Purpose This paper aims to examine the relationship between corporate governance, in particular board diversity, and corporate social responsibility (CSR) reporting among the top 150 listed companies in Australia over a three-year period. Design/methodology/approach The quantitative analysis involving a longitudinal study is used where content analysis is undertaken to analyse the extent of CSR disclosures in annual reports. Regression analysis using panel data is used to analyse the potential association between CSR disclosure and five important board diversity measures, specifically independence, tenure, gender, multiple directorships and overall diversity measure.
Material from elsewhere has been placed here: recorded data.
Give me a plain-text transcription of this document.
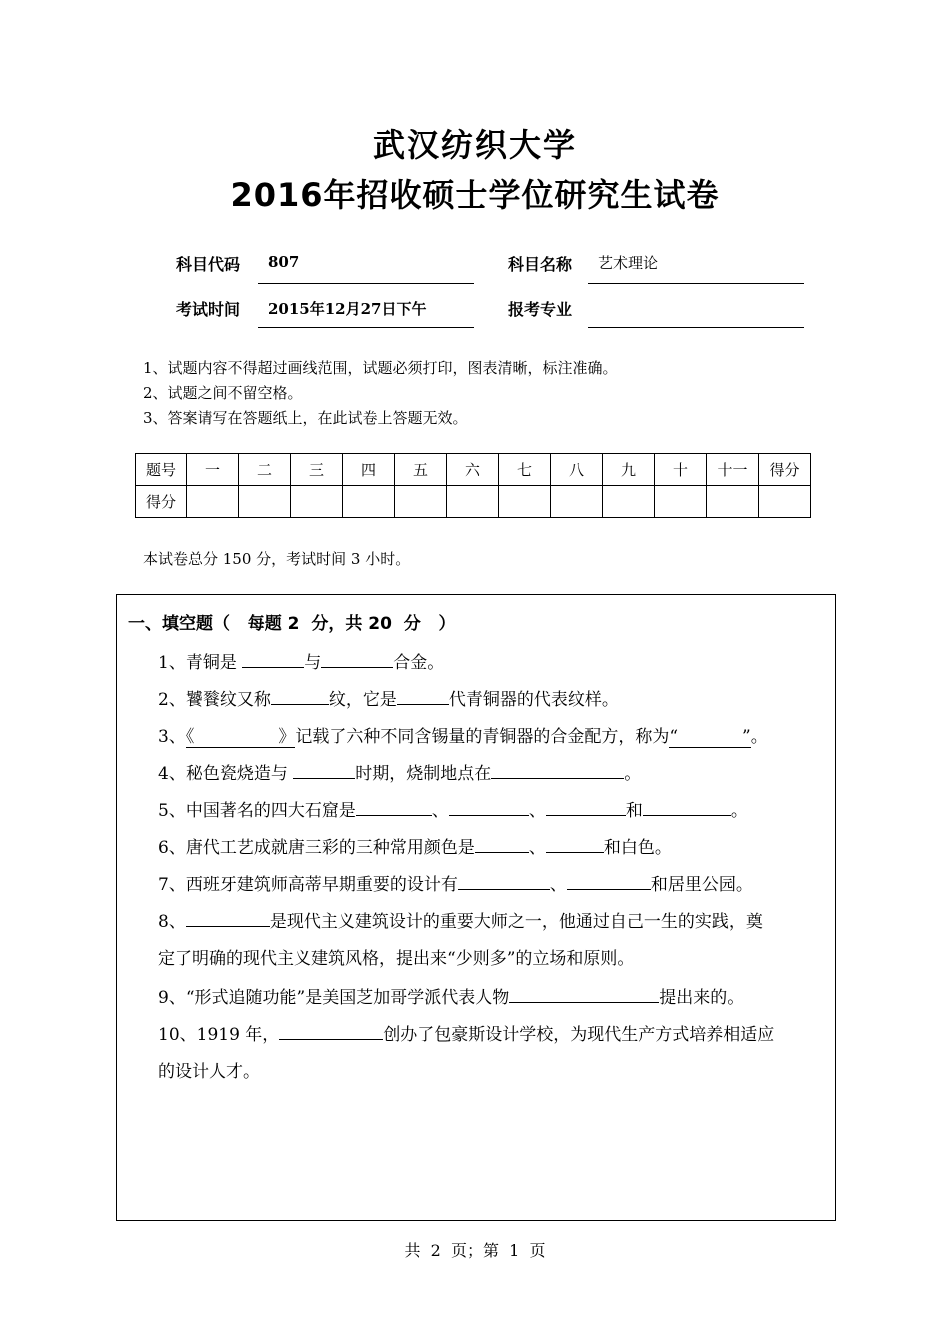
武汉纺织大学
2016年招收硕士学位研究生试卷
科目代码 807	科目名称 艺术理论
考试时间 2015年12月27日下午	报考专业
1、试题内容不得超过画线范围，试题必须打印，图表清晰，标注准确。
2、试题之间不留空格。
3、答案请写在答题纸上，在此试卷上答题无效。
题号	一	二	三	四	五	六	七	八	九	十	十一	得分
得分												
本试卷总分 150 分，考试时间 3 小时。
一、填空题（   每题 2  分，共 20  分   ）
1、青铜是	与	合金。
2、饕餮纹又称	纹，它是	代青铜器的代表纹样。
3、《	》记载了六种不同含锡量的青铜器的合金配方，称为“	”。
4、秘色瓷烧造与	时期，烧制地点在	。
5、中国著名的四大石窟是	、	、	和	。
6、唐代工艺成就唐三彩的三种常用颜色是	、	和白色。
7、西班牙建筑师高蒂早期重要的设计有	、	和居里公园。
8、	是现代主义建筑设计的重要大师之一，他通过自己一生的实践，奠
定了明确的现代主义建筑风格，提出来“少则多”的立场和原则。
9、“形式追随功能”是美国芝加哥学派代表人物	提出来的。
10、1919 年，	创办了包豪斯设计学校，为现代生产方式培养相适应
的设计人才。
共  2  页；第  1  页
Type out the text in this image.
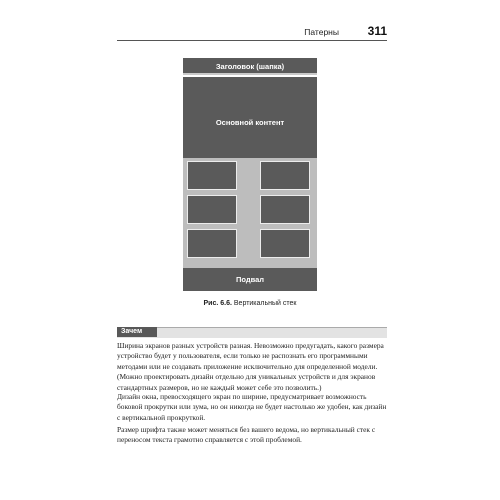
Патерны 311
Заголовок (шапка)
Основной контент
Подвал
Рис. 6.6. Вертикальный стек
Зачем

Ширина экранов разных устройств разная. Невозможно предугадать, какого размера устройство будет у пользователя, если только не распознать его программными методами или не создавать приложение исключительно для определенной модели. (Можно проектировать дизайн отдельно для уникальных устройств и для экранов стандартных размеров, но не каждый может себе это позволить.)

Дизайн окна, превосходящего экран по ширине, предусматривает возможность боковой прокрутки или зума, но он никогда не будет настолько же удобен, как дизайн с вертикальной прокруткой.

Размер шрифта также может меняться без вашего ведома, но вертикальный стек с переносом текста грамотно справляется с этой проблемой.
Findings The results based on the regression analysis reveal that three of the board diversity attributes (gender, tenure and multiple directorships) and the overall diversity measure have the potential to influence CSR reporting. The relationship between independent/non-executive directors and CSR disclosure however is unclear. In addition, three of the control variables (firm size, industry and CEO duality) are found to have some influence on CSR disclosure, whereas board size and profitability are found to be insignificant. The results also indicate the existence of some possible interaction effects between gender and multiple directorships. Originality/value The paper has implications for companies, for policymakers and for the professional development needs of board members. Australian companies should consider identifying board attributes that enhance CSR disclosures, as it has been shown in previous studies that CSR disclosure in Australia is low when compared to other developed countries. Moreover, given that there is such limited research linking board diversity and CSR disclosure, the results of this paper provide scope for further research. Moreover the paper contributes to the existing literature on board composition and CSR disclosure by extending the literature to board diversity and provides preliminary evidence of the influence of board diversity on CSR disclosure in Australia.